I have python project that runs on multiple machines. I am using virtualenv to sync the python modules across the multiple machines. This works great. However I am pulling in some in-house baked SWIG *.so's packages into the env as well. These c++ shared objects have some far-reaching dependency nightmares which are difficult to reproduce on some of the machines. I don't need there code-functionality on a few of the devel machines. I would like have to rest of the python code load and continue rocking on without modification.
I would like to 'fake-the-module' loading on machines that dont have the modules.
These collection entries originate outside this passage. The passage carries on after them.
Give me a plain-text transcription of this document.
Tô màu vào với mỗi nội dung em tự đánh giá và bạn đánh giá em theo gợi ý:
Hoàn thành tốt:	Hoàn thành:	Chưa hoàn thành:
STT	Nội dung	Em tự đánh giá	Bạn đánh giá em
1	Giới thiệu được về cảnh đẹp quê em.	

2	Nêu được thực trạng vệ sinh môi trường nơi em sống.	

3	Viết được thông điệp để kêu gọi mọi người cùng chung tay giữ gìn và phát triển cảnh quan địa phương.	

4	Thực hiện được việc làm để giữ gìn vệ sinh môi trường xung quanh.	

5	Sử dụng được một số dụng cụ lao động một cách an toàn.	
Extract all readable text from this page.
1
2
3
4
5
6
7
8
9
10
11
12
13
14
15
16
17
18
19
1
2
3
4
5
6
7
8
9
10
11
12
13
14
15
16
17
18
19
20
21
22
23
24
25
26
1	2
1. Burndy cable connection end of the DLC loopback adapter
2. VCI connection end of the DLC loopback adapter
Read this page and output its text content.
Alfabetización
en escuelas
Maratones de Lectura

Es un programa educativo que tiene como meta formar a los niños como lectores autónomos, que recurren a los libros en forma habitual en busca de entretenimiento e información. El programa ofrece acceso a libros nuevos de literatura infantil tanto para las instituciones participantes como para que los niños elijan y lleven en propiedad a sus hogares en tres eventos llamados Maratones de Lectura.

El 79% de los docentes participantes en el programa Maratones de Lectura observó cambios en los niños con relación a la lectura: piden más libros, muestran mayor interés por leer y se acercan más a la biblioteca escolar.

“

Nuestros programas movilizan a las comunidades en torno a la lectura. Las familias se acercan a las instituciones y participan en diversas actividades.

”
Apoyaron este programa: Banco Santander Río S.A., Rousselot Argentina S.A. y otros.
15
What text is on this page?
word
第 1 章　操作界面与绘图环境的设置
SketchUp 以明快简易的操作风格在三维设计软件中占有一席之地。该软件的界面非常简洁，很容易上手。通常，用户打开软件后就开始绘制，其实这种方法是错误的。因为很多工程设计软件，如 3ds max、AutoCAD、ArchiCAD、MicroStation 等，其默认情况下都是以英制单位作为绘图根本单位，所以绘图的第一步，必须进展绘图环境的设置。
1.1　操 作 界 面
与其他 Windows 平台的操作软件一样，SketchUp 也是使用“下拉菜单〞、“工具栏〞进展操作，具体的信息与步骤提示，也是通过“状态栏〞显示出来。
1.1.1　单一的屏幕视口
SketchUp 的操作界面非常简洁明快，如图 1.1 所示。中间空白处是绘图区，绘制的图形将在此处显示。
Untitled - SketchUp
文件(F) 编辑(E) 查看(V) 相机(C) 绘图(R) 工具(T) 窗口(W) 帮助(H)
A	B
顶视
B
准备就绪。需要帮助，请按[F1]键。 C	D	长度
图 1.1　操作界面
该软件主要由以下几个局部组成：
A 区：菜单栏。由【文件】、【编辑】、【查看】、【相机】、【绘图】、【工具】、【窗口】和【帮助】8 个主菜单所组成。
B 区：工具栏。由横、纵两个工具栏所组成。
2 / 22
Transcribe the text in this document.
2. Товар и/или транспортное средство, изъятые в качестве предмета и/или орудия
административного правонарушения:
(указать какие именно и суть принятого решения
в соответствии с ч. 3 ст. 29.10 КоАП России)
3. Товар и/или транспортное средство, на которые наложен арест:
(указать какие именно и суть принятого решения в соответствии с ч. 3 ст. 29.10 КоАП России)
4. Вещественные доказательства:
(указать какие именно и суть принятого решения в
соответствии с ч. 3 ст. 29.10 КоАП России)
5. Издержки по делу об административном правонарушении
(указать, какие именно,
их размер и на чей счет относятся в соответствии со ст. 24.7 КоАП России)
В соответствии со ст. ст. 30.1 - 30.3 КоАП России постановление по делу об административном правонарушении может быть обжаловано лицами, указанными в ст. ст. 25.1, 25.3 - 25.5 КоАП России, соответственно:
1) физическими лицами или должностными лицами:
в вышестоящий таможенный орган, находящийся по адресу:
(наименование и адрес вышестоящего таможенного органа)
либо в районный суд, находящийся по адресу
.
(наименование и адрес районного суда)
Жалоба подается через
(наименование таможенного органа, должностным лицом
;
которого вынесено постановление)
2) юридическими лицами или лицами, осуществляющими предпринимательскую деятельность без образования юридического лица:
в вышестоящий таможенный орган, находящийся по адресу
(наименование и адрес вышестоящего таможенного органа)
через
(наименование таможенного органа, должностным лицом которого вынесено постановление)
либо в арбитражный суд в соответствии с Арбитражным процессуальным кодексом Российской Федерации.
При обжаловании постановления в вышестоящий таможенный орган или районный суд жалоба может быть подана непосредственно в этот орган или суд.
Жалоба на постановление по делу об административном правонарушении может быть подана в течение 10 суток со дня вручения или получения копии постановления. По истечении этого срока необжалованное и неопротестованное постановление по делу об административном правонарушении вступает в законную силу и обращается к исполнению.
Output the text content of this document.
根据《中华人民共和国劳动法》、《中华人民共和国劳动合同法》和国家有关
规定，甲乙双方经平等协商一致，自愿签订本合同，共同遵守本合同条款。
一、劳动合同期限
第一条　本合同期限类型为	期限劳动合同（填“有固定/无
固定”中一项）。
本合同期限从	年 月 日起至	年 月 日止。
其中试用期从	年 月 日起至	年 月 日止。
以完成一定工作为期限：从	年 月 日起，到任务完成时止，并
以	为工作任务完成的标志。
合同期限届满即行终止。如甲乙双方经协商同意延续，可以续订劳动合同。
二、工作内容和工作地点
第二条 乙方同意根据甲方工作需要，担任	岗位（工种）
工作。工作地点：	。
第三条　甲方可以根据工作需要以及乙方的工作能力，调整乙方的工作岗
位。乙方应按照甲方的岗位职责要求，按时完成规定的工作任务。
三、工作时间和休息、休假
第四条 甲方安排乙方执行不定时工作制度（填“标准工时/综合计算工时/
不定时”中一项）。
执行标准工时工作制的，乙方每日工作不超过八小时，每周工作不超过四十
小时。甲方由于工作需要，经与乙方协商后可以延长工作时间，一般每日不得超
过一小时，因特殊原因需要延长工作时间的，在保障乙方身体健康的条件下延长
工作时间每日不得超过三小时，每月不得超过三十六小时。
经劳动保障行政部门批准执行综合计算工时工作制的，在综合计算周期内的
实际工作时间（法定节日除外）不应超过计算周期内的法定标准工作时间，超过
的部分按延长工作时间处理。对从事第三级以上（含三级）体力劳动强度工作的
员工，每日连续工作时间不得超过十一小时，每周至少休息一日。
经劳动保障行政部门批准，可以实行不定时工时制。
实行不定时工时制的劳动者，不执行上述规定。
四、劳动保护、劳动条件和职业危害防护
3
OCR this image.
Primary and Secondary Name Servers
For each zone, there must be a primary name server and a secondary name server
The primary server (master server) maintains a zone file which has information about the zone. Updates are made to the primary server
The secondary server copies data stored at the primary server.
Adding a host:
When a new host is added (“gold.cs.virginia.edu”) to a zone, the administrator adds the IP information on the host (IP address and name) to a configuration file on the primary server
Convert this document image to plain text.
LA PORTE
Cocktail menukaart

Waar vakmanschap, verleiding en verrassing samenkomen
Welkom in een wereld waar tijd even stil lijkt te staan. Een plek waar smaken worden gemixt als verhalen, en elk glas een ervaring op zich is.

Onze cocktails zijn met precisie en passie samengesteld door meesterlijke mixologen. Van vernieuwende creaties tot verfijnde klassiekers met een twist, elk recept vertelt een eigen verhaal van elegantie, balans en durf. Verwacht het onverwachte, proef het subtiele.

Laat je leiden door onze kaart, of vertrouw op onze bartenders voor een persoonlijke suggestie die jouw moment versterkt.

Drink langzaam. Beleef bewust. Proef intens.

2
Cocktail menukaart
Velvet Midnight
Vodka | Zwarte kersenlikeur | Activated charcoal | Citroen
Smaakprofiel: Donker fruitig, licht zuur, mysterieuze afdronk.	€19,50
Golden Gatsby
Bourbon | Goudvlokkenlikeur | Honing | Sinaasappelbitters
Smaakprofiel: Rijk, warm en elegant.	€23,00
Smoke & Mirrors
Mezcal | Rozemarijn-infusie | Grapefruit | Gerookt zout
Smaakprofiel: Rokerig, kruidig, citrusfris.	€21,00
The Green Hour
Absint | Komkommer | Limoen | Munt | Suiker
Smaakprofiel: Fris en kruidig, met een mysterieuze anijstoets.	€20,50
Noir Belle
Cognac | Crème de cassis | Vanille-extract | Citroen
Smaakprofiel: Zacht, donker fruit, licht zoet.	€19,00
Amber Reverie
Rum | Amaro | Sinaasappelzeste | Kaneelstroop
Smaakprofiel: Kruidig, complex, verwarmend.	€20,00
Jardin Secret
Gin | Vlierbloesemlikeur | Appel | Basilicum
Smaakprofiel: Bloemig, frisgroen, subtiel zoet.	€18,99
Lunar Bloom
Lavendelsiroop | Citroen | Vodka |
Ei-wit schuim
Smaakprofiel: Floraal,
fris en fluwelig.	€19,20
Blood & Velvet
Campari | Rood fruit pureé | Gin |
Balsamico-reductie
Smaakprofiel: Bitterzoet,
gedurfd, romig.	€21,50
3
I wont be calling the code that actually exercises the SWIG *.so's methods.
example:
try:
import swigpackagefoo.swigsubpackagebar
except ImportError:
# magic code that defines the fake module, I want to define a bunch of class'es with 'pass'
# so all the code deps would be happy. and I dont require the swig *.so to
# be installed on the devel system.
# something along the lines of.
__import__('swigpackagefoo.swigsubpackagebar')=class foo(object): pass
Note: I think its worth noting that when the module imports the *.so, on the prod machine the
type(swigpackagefoo)
# is 'module', also the
type(swigpackagefoo.swigsubpackagebar)
# is also 'module'
so 'How do I define a module-in-line' in python?
I do not want to create the packages on the missing devel machines
i.e.: I DO-NOT want to create these files, because of module conflicts on the systems that work.